Carmela Soprano's Linguine with Garlic and Oil - Linguine Aglio Olio

Okay... time to get back to recipes.
There's probably some turkey left in the fridge.
But the potatoes and yams are all gone.
What to do for a starch...

No problem.


Dr. Jennifer Melfi not only can tell you what's wrong with you.
She can also feed you.
In Artie's The Sopranos Family Cookbook there's a chapter by Dr.
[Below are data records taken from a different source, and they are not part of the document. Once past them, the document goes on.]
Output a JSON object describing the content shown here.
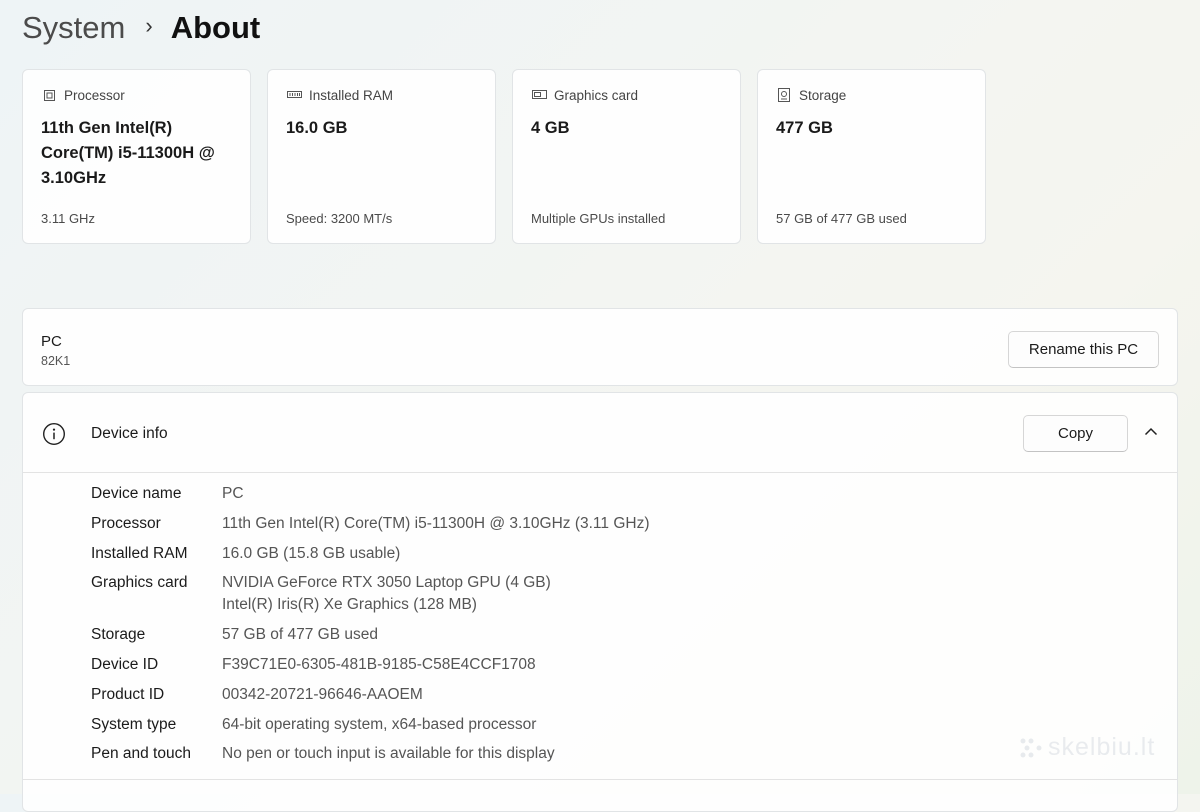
{
  "breadcrumb": {
    "parent": "System",
    "separator": "›",
    "current": "About"
  },
  "cards": [
    {
      "icon": "processor-icon",
      "label": "Processor",
      "value": "11th Gen Intel(R) Core(TM) i5-11300H @ 3.10GHz",
      "sub": "3.11 GHz"
    },
    {
      "icon": "ram-icon",
      "label": "Installed RAM",
      "value": "16.0 GB",
      "sub": "Speed: 3200 MT/s"
    },
    {
      "icon": "graphics-card-icon",
      "label": "Graphics card",
      "value": "4 GB",
      "sub": "Multiple GPUs installed"
    },
    {
      "icon": "storage-icon",
      "label": "Storage",
      "value": "477 GB",
      "sub": "57 GB of 477 GB used"
    }
  ],
  "pc": {
    "name": "PC",
    "model": "82K1",
    "rename_label": "Rename this PC"
  },
  "device_info": {
    "title": "Device info",
    "copy_label": "Copy",
    "icon": "info-icon",
    "specs": [
      {
        "label": "Device name",
        "value": "PC"
      },
      {
        "label": "Processor",
        "value": "11th Gen Intel(R) Core(TM) i5-11300H @ 3.10GHz (3.11 GHz)"
      },
      {
        "label": "Installed RAM",
        "value": "16.0 GB (15.8 GB usable)"
      },
      {
        "label": "Graphics card",
        "value": "NVIDIA GeForce RTX 3050 Laptop GPU (4 GB)",
        "value2": "Intel(R) Iris(R) Xe Graphics (128 MB)"
      },
      {
        "label": "Storage",
        "value": "57 GB of 477 GB used"
      },
      {
        "label": "Device ID",
        "value": "F39C71E0-6305-481B-9185-C58E4CCF1708"
      },
      {
        "label": "Product ID",
        "value": "00342-20721-96646-AAOEM"
      },
      {
        "label": "System type",
        "value": "64-bit operating system, x64-based processor"
      },
      {
        "label": "Pen and touch",
        "value": "No pen or touch input is available for this display"
      }
    ]
  },
  "watermark": {
    "text": "skelbiu.lt"
  }
}
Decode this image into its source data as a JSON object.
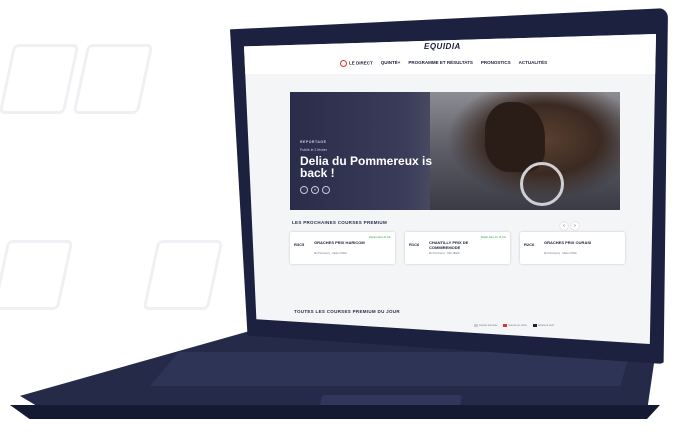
{
  "brand": {
    "logo": "EQUIDIA"
  },
  "nav": {
    "items": [
      {
        "label": "LE DIRECT",
        "icon": "live-icon"
      },
      {
        "label": "QUINTÉ+"
      },
      {
        "label": "PROGRAMME ET RÉSULTATS"
      },
      {
        "label": "PRONOSTICS"
      },
      {
        "label": "ACTUALITÉS"
      }
    ]
  },
  "hero": {
    "tag": "REPORTAGE",
    "subtitle": "Publié le 2 février",
    "title": "Delia du Pommereux is back !",
    "controls": [
      "‹",
      "⏸",
      "›"
    ]
  },
  "next_races": {
    "title": "LES PROCHAINES COURSES PREMIUM",
    "arrows": [
      "‹",
      "›"
    ],
    "cards": [
      {
        "code": "R3C5",
        "name": "GRACHES PRIX HARICOM",
        "meta": "Mo Pommercy · Attelé 2700m",
        "tag": "Départ dans 41 min"
      },
      {
        "code": "R1C6",
        "name": "CHANTILLY PRIX DE COMMIREMODE",
        "meta": "Mo Pommercy · Plat 1900m",
        "tag": "Départ dans 1h 15 min"
      },
      {
        "code": "R2C6",
        "name": "GRACHES PRIX OURASI",
        "meta": "Mo Pommercy · Attelé 2700m",
        "tag": ""
      }
    ]
  },
  "all_races": {
    "title": "TOUTES LES COURSES PREMIUM DU JOUR"
  },
  "legend": [
    {
      "label": "Course terminée",
      "color": "#c9cbd3"
    },
    {
      "label": "Course en cours",
      "color": "#e0332a"
    },
    {
      "label": "Course à venir",
      "color": "#1b1f3b"
    }
  ],
  "colors": {
    "accent": "#e0332a",
    "navy": "#1b1f3b"
  }
}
M.
Rage, Guilt, Loneliness and Food.
There are a few pages about "Guilty Eaters", "Angry Eaters" and "Single Eaters".
Well, ignore the title and that stuff.
The recipes, like Linguine Aglio Olio, are okay.
Really.


Al dente means the pasta is tender yet firm to the bite.
Dr. M. used 1 small peperoncino, crumbled, instead of the crushed red pepper.
The butcher already thinks I'm hilarious when I ask for veal.
I didn't ask the produce guy for peperoncino.
I don't need any more of a reputation.


                        Linguine Aglio Olio 

Serves 4

In a large skillet pour
1/3 Cup Extra Virgin olive oil
Add
2 to 3 Tablespoons minced garlic
1/2 teaspoon crushed red pepper
Cook, stirring over low heat for 3 minutes or less.
You want the garlic to be lightly golden.
Stir in
1/4 Cup chopped fresh flat-leaf parsley
Turn off the heat.

In a large pot place
4 quarts water
salt to taste
Bring to a boil.
Add
1 pound linguine
Cook, stirring frequently, until the pasta is al dente.
Set aside 1 Cup of the cooking water.
Drain the pasta and add it to the garlic and oil in the skillet.
Cooking over medium heat, toss the pasta until it is coated.
Add as much water as needed if it seems too dry.
Serve immediately.


Would I make Linguine Aglio Olio again?
Sure.
It's a handy recipe when you have to make something quick.
I mean, who doesn't have olive oil and garlic in the house?
Aglio Olio also works with spaghetti.
And other pasta.
Well, maybe not pastina.


One recipe down.  Seventy-seven more to go.